Recommendations

Key Recommendations

The main goals of treatment of viral gastroenteritis are to prevent and treat volume depletion, maintain nutrition, and reduce spread to other people. Pharmacologic therapy is rarely needed.[27]

Rehydration

It is important to assess hydration status because it determines the immediate management.[19]

Patients with profuse diarrhea and frequent vomiting, and patients with comorbidities or older age, are especially at risk for volume depletion.[19]

Treatment is based primarily on replacing fluids and electrolytes as directed by the estimated degree of volume depletion.[19] Oral or enteral rehydration therapy is recommended for preventing and treating early volume depletion, and continued replacement for ongoing losses.

Oral rehydration solution

Oral rehydration solution is recommended for people with acute diarrhea from any cause. It is also recommended for people with mild to moderate dehydration associated with vomiting or severe diarrhea.[19] Patients with abdominal ileus should not be rehydrated orally.

Oral rehydration solution is preferable to other clear fluids. Highly sugared fluids and fluids very low in sodium may exacerbate diarrhea.[28][29] One Cochrane review found that polymer-based oral rehydration solution (ORS) was more effective for treating acute watery diarrhea compared with glucose-based ORS.[30]

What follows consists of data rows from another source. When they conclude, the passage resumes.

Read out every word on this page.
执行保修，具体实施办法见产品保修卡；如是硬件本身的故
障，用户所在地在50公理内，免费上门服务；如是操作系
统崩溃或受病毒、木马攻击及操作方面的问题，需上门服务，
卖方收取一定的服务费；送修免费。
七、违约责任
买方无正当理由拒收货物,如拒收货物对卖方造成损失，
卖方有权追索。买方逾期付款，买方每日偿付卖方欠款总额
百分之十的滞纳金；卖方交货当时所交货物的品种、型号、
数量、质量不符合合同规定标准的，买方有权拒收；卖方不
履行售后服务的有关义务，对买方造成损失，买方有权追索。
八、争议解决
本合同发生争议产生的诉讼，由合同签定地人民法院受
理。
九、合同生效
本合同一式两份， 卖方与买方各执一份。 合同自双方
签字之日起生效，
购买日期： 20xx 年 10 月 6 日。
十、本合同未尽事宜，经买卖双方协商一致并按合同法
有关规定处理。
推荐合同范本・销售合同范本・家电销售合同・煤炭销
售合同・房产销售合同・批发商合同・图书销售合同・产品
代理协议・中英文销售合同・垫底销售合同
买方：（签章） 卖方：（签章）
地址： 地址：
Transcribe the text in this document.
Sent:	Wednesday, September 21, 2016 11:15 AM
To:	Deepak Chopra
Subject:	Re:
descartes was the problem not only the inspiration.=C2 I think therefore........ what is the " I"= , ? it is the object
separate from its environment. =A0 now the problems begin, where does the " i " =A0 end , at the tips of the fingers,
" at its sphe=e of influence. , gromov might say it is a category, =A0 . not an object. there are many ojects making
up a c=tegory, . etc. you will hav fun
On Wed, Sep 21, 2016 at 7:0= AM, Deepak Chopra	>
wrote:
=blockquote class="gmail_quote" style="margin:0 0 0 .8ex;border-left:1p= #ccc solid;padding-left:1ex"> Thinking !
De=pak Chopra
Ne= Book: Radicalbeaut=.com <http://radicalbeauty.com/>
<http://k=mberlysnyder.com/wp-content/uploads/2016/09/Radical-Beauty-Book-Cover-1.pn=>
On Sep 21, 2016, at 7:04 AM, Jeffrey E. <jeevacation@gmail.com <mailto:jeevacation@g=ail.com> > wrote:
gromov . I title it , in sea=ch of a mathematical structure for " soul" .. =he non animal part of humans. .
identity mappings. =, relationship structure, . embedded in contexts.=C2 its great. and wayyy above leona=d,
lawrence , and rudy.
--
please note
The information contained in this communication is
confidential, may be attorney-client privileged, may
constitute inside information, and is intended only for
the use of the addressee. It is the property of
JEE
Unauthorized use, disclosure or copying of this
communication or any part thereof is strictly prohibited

Volume depletion and hypokalemia

Shock, severe volume depletion, and decreased consciousness require hospitalization and intravenous fluid resuscitation.[19] Approximate fluid loss should be replaced in <3 hours, followed by maintenance fluid replacement for ongoing losses. Take care not to replete patients with hypernatremia or hyponatremia too quickly, as this can lead to complications, such as osmotic demyelination syndrome.[31]​ Volume depletion assessment should be repeated periodically and rate of fluid therapy modified based on signs of volume depletion.

Patients with severe volume depletion, particularly those with altered mental state, should be rehydrated with isotonic crystalloids, such as normal saline (0.9% sodium chloride), Ringer’s lactate, or Plasma-Lyte®.[19]

Evidence from two large randomized controlled trials (RCTs) suggests there is no difference between normal saline and a balanced crystalloid for critically ill patients in mortality at 90 days, although results from two meta-analyses including these RCTs point to a possible small benefit of balanced solutions compared with normal saline.[32][33][34][35]​​​

If there is severe hypokalemia, consider giving intravenous potassium to correct potassium rapidly. If intravenous hydration is not available or it is delayed (e.g., venous access problems) and the patient is not able to tolerate oral fluids, a central line can be placed. Nasogastric administration of oral rehydration solution may also be considered as an alternative.[19] Rehydration is usually achieved in 4 to 6 hours via any route. Appropriate diet should be continued as tolerated for all patients.

Other agents

The mainstay of treatment is rehydration. Routine use of antibiotics is not recommended and may even cause harm. Although not usually required, antidiarrheal agents may be used in adults for symptomatic relief of watery diarrhea. They may be considered, for example, as a specific strategy for short-term symptom management if a patient has to travel. However, avoid antidiarrheal agents in patients with bloody diarrhea (which may indicate a bacterial cause) or where an inflammatory cause is suspected, as it may prolong the infection.[25][36] Likewise, antiemetics are not recommended unless the patient has intractable vomiting.